The government has announced a 3-day administrative window for bondholders to complete processes for tendering their bonds.
A statement issued by the Ministry of Finance and signed by the Sector Minister, Ken Ofori-Atta, said the window ends at 4 pm on Friday, February 10, 2023.
According to the statement, the window extension results from technical challenges experienced by some bondholders as they try to complete the online tender process.
It is believed that a sudden rush by bondholders to sign up close to the deadline placed a strain on the IT infrastructure.
The statement explained that the timetable of the exchange remains unaffected except for the announcement date, which is now Monday, February 13.
Accordingly, the settlement of the exchange remains on the scheduled date of Tuesday, February 14, 2023.
“Except as set forth in this paragraph, the terms and conditions of the exchange are not modified or amended,” he added.
The statement reminded bondholders who could not complete the process to visit the website of the Central Securities Depository www.csd.com.gh.dde to complete the process.
Below is the full statement from the Finance Ministry:
Mr Ofori-Atta also took the opportunity to thank bondholders who have so far tendered their bonds.
Under the improved offer, all individual bondholders below the age of 59 years (Category A) are offered instruments with a maximum maturity of five years instead of 15 years and a 10% coupon rate.

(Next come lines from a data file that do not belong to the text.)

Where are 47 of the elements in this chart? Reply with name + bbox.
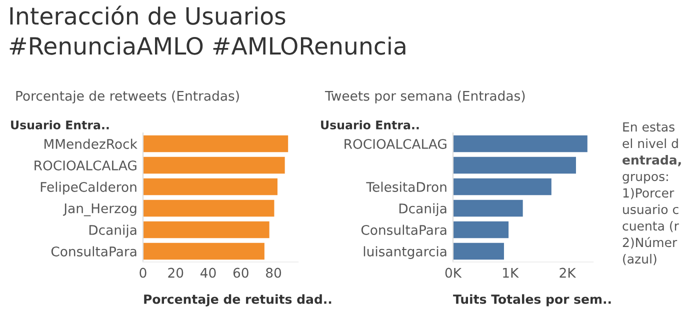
- bar: [143, 178, 278, 196]
- y-tick-label: ROCIOALCALAG: [344, 138, 446, 149]
- y-tick-label: ROCIOALCALAG: [34, 160, 136, 170]
- x-tick-label: 80: [266, 268, 282, 278]
- y-tick-label: Jan_Herzog: [62, 203, 136, 216]
- x-tick-label: 1K: [503, 268, 519, 278]
- y-axis-title: Usuario Entra..: [321, 120, 419, 130]
- bar: [453, 178, 552, 196]
- text: usuario c: [623, 204, 678, 214]
- chart-subtitle: Porcentaje de retweets (Entradas): [16, 90, 239, 104]
- bar: [453, 156, 576, 174]
- y-tick-label: ConsultaPara: [51, 246, 136, 256]
- text: cuenta (r: [622, 220, 679, 232]
- text: 1)Porcer: [623, 188, 674, 200]
- x-axis-title: Tuits Totales por sem..: [453, 294, 611, 306]
- x-tick-label: 0: [140, 268, 146, 278]
- y-tick-label: ConsultaPara: [361, 224, 446, 235]
- text: 2)Númer: [622, 236, 678, 249]
- x-tick-label: 40: [200, 268, 216, 278]
- bar: [143, 156, 285, 174]
- bar: [143, 221, 270, 238]
- bar: [453, 221, 509, 238]
- chart-subtitle: Tweets por semana (Entradas): [324, 90, 525, 104]
- x-tick-label: 60: [233, 268, 248, 278]
- x-tick-label: 0K: [445, 268, 462, 278]
- bar: [453, 242, 504, 260]
- x-tick-label: 20: [168, 268, 184, 278]
- bar: [453, 200, 523, 217]
- y-tick-label: luisantgarcia: [364, 246, 446, 260]
- text: el nivel d: [622, 138, 678, 148]
- y-tick-label: FelipeCalderon: [40, 182, 136, 195]
- y-axis-title: Usuario Entra..: [11, 120, 109, 130]
- bar: [453, 135, 588, 152]
- x-tick-label: 2K: [560, 268, 576, 278]
- text: (azul): [623, 254, 656, 266]
- text: grupos:: [622, 174, 668, 184]
- y-tick-label: MMendezRock: [44, 138, 138, 149]
- y-tick-label: Dcanija: [89, 224, 136, 238]
- x-axis-title: Porcentaje de retuits dad..: [144, 294, 332, 306]
- bar: [143, 135, 288, 152]
- chart-title: Interacción de Usuarios #RenunciaAMLO #AMLORenuncia: [10, 6, 406, 55]
- text: entrada,: [622, 154, 681, 166]
- y-tick-label: TelesitaDron: [366, 182, 446, 192]
- y-tick-label: Dcanija: [399, 203, 446, 216]
- bar: [143, 200, 274, 217]
- text: En estas: [623, 122, 674, 132]
- bar: [143, 242, 264, 260]
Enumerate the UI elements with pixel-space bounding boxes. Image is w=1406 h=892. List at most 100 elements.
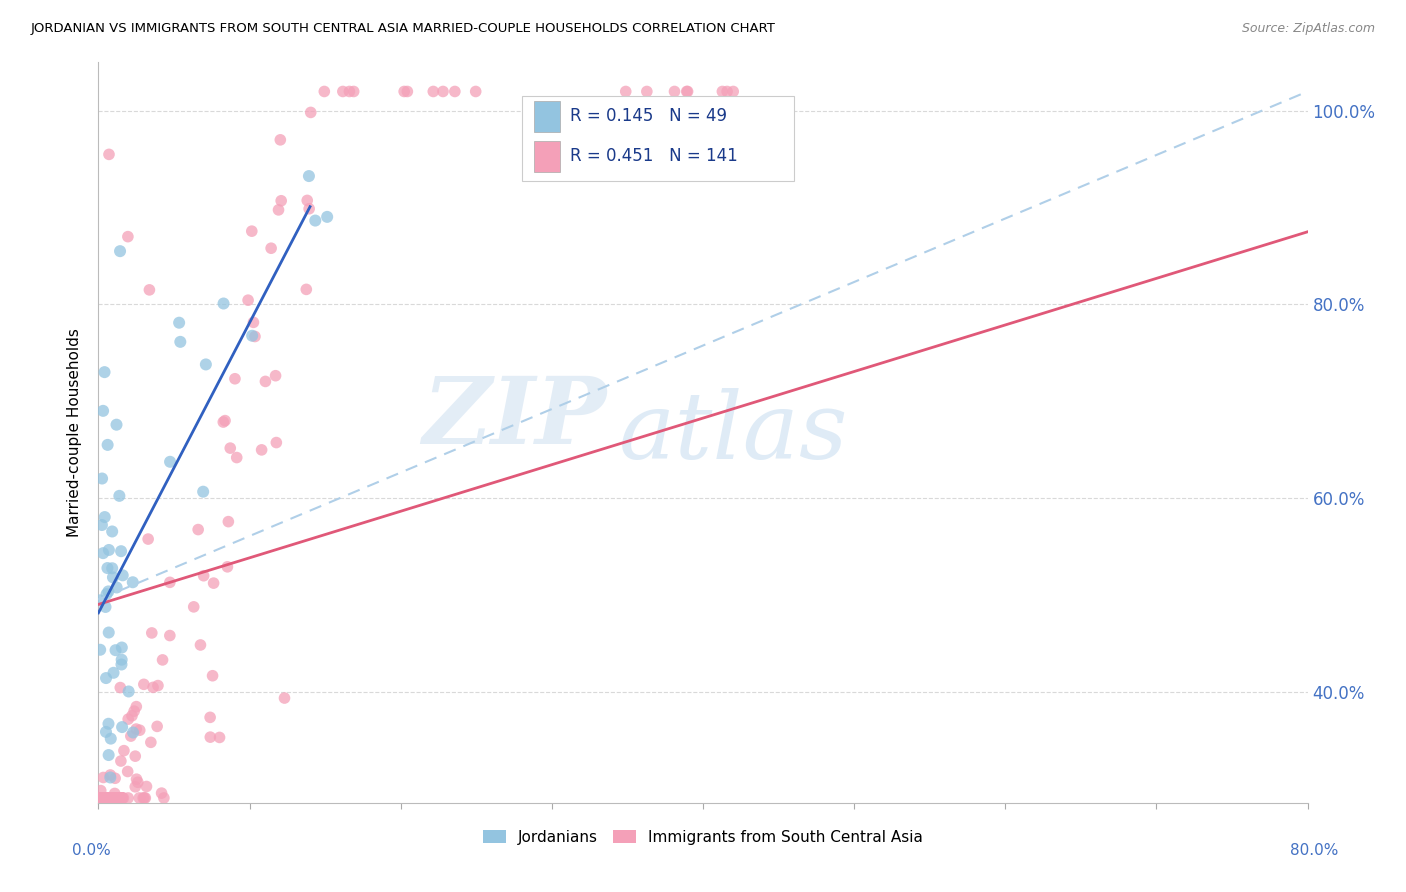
Point [134,791,156,805]
Point [444,85,467,99]
Point [94,671,117,685]
Point [396,85,419,99]
Point [392,85,415,99]
Point [96,791,118,805]
Point [159,455,181,469]
Point [103,665,125,680]
Point [191,484,214,499]
Point [723,85,745,99]
Point [110,791,132,805]
Point [94,725,117,739]
Point [93,791,115,805]
Point [101,570,124,584]
Point [98,771,121,785]
Point [198,710,221,724]
Point [422,85,444,99]
Text: JORDANIAN VS IMMIGRANTS FROM SOUTH CENTRAL ASIA MARRIED-COUPLE HOUSEHOLDS CORREL: JORDANIAN VS IMMIGRANTS FROM SOUTH CENTR… [31,22,776,36]
Point [93,791,115,805]
Point [104,643,127,657]
Point [101,791,124,805]
Point [132,677,155,691]
Point [125,722,148,736]
Point [269,133,291,147]
Point [236,293,259,308]
Point [117,791,139,805]
Point [159,575,181,590]
Point [636,85,658,99]
Point [103,791,125,805]
Point [91,791,114,805]
Point [97,716,120,731]
Point [125,699,148,714]
Point [104,791,127,805]
Point [304,213,326,227]
Point [716,85,738,99]
Point [108,791,131,805]
Point [273,691,295,706]
Point [711,85,734,99]
Point [108,244,131,259]
Point [224,372,246,386]
Point [91,471,114,485]
Point [201,669,224,683]
Point [139,735,162,749]
Point [97,747,120,762]
Point [299,105,322,120]
Point [100,791,122,805]
Point [260,241,283,255]
Point [97,791,120,805]
Point [142,681,165,695]
Point [316,210,339,224]
Point [254,375,277,389]
Point [108,791,131,805]
Point [97,791,120,805]
Point [141,626,163,640]
Point [152,653,174,667]
Point [264,368,287,383]
Point [110,791,132,805]
Point [135,780,157,794]
Point [298,169,321,183]
Point [98,791,121,805]
Point [101,791,124,805]
Point [103,791,125,805]
Point [97,791,120,805]
Point [97,438,120,452]
Point [250,442,273,457]
Point [93,510,115,524]
Point [134,791,156,805]
Point [121,708,143,723]
Text: 0.0%: 0.0% [72,843,111,858]
Point [240,224,263,238]
Point [120,729,142,743]
Point [91,546,114,560]
Point [111,640,134,655]
Point [103,791,125,805]
Point [90,791,112,805]
Point [90,791,112,805]
Point [266,435,288,450]
Point [90,791,112,805]
Bar [534,141,561,172]
Point [97,791,120,805]
Point [200,730,222,744]
FancyBboxPatch shape [522,95,793,181]
Point [91,791,114,805]
Point [314,85,336,99]
Text: R = 0.451   N = 141: R = 0.451 N = 141 [569,147,738,165]
Point [225,450,247,465]
Point [104,771,127,785]
Point [243,329,266,343]
Point [110,791,132,805]
Point [110,754,132,768]
Point [100,731,122,746]
Point [111,653,134,667]
Point [124,749,146,764]
Point [193,568,215,582]
Point [93,771,115,785]
Point [93,791,115,805]
Point [90,791,112,805]
Point [91,404,114,418]
Point [146,679,169,693]
Point [112,744,135,758]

All retirees (including those retiring in 2023 and in Category B) are being offered instruments with a maximum maturity of five years instead of 15 years and a 15% coupon rate.
The Finance Minister yesterday said that the objective of this is to ensure that individuals, especially retirees, who put their hard-earned savings in the domestic market, are not left in hardship as a result of the DDEP and yet contribute to the resolution of the current crisis.
He said the government intentionally pushed the threshold of what is possible to safeguard the well-being of our pensioners, preserve the savings of individuals, protect the working capital of businesses, ensure the health and stability of our financial sector and restore the health and macroeconomic stability.